Alexa flour647 conjugated anti cd68

To detect the polarization phenotype of the macrophages in the abdomen, the PMs were analyzed by flow cytometry. PMs were washed with staining buffer (1% BSA in PBS containing 0.01% NaN₃, Thermo Fisher, United States) and incubated with 10% mouse serum for 20 min on ice. Subsequently, the cells were incubated with reagents from the LIVE/DEAD™ Fixable Dead Cell Stain Kit (Thermo Fisher, United States), FITC-conjugated anti-CD163 (Bio-Rad, United States), and PE-conjugated anti-CD86 (BD Biosciences, United States) at the manufacturer’s recommended dilution for 40 min on ice. For intracellular staining, the cells were fixed and permeabilized with fixation buffer from a Fixation/Permeabilization Solution Kit (BD Biosciences, United States) for 1 h at 4 °C in the dark, washed with permeabilization buffer and incubated with Alexa-Flour647-conjugated anti-CD68 (Bio-Rad, United States) antibody in permeabilization buffer for 1 h at 4 °C in the dark.
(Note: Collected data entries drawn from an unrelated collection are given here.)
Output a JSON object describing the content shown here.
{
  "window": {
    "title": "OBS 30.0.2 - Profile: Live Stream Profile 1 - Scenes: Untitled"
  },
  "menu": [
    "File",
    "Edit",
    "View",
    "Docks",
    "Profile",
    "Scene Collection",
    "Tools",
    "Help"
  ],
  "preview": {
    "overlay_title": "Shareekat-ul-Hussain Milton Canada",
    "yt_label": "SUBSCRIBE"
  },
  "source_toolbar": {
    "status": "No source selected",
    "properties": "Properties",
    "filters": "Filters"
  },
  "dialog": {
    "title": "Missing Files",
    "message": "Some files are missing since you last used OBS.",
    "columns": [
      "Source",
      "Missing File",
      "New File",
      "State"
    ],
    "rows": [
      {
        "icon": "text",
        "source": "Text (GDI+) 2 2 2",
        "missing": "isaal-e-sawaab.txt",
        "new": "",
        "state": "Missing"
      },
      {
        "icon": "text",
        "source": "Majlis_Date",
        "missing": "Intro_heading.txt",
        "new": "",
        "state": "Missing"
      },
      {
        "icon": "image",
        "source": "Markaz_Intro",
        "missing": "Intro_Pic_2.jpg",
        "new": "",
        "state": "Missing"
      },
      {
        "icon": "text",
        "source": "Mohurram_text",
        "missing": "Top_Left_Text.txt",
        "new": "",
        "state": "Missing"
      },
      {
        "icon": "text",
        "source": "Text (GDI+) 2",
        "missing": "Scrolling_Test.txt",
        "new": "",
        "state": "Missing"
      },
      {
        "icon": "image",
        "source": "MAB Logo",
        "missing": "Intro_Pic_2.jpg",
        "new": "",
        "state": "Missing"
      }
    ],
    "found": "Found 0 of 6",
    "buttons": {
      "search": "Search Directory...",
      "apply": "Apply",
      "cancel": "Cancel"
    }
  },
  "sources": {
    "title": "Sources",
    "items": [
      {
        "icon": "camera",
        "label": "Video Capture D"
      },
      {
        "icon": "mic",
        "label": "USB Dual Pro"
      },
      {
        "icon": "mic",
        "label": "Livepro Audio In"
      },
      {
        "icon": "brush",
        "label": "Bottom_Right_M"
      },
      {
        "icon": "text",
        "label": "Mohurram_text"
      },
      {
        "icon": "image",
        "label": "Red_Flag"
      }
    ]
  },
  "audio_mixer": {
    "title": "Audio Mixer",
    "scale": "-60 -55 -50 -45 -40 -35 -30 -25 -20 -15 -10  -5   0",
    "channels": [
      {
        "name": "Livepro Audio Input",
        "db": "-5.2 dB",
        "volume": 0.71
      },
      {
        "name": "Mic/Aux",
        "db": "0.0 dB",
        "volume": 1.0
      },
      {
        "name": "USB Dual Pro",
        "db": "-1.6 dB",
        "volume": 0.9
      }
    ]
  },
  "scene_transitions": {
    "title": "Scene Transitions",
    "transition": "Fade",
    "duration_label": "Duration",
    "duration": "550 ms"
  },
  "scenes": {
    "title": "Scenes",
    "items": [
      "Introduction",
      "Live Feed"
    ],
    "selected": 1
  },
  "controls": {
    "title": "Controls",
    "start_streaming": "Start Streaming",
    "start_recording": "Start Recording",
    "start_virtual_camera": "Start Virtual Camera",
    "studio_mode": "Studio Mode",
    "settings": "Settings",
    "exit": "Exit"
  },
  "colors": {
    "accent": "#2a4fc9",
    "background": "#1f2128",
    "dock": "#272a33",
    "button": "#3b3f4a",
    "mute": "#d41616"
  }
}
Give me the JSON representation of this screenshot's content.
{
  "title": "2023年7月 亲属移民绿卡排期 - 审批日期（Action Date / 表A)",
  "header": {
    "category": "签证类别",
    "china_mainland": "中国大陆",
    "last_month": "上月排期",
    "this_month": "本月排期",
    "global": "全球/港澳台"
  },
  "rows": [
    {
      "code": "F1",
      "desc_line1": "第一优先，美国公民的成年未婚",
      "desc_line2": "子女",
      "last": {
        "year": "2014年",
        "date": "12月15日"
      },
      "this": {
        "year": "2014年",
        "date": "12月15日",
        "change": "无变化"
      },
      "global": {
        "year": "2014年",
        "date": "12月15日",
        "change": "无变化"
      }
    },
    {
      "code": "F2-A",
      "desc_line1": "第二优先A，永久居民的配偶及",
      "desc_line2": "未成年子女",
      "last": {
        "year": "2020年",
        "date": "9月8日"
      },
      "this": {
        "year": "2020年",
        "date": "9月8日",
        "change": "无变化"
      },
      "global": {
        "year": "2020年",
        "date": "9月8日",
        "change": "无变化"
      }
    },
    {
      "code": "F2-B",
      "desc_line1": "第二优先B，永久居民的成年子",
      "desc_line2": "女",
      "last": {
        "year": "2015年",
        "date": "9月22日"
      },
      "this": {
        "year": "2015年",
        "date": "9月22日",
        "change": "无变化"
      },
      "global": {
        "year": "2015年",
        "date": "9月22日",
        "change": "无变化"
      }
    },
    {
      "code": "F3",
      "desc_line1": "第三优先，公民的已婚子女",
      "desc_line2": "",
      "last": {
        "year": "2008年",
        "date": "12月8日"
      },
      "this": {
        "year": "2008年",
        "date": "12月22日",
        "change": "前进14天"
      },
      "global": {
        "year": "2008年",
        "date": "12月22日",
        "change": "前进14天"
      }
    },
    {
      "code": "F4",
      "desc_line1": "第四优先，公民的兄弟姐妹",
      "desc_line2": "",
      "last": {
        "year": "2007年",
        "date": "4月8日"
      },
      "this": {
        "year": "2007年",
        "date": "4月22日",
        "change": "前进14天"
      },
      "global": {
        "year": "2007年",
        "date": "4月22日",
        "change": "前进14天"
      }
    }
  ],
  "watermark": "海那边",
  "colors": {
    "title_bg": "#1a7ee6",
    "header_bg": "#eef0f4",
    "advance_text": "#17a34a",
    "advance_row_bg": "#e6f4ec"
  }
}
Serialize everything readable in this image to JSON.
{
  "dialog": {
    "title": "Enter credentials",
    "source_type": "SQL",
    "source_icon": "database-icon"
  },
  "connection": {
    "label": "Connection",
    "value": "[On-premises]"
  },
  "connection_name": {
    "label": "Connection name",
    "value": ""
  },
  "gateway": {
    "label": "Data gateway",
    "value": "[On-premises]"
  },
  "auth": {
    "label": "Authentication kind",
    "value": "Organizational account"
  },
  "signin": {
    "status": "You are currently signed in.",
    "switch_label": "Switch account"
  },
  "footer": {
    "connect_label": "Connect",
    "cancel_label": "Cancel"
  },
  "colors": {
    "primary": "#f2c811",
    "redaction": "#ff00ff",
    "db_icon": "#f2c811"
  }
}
The samples were then washed and resuspended in permeabilization buffer and analyzed with a FACS Canto II system (BD Biosciences). The results were analyzed with BD FACS DIVA software (BD Biosciences, United States).

The distribution of the two phenotypes of macrophages in the pancreas was assayed by immunofluorescence staining. Pancreatic tissues were washed with PBS twice, fixed with 4% paraformaldehyde for 24 h and dehydrated in a 30% sucrose solution. Then, the tissues were embedded in Tissue Freezing Medium and cut into 7-μm thick sections. The slides were washed with PBS and permeabilized with 0.1% Triton X-100. Subsequently, the slides were incubated with goat serum at 37 °C for 30 min. The samples were stained by incubation with Alexa-Flour647-conjugated anti-CD68 (Bio-Rad, United States) and FITC-conjugated anti-CD163 (Bio-Rad, United States) or Alexa-Flour647-conjugated anti-CD68 and PE-conjugated anti-CD86 (BD Biosciences, United States) at the manufacturer’s recommended dilution at 4 °C overnight; then, the samples were stained with DAPI to visualize the nuclei. The distribution of the two phenotypes of macrophages in the pancreas was examined by laser scanning confocal microscopy.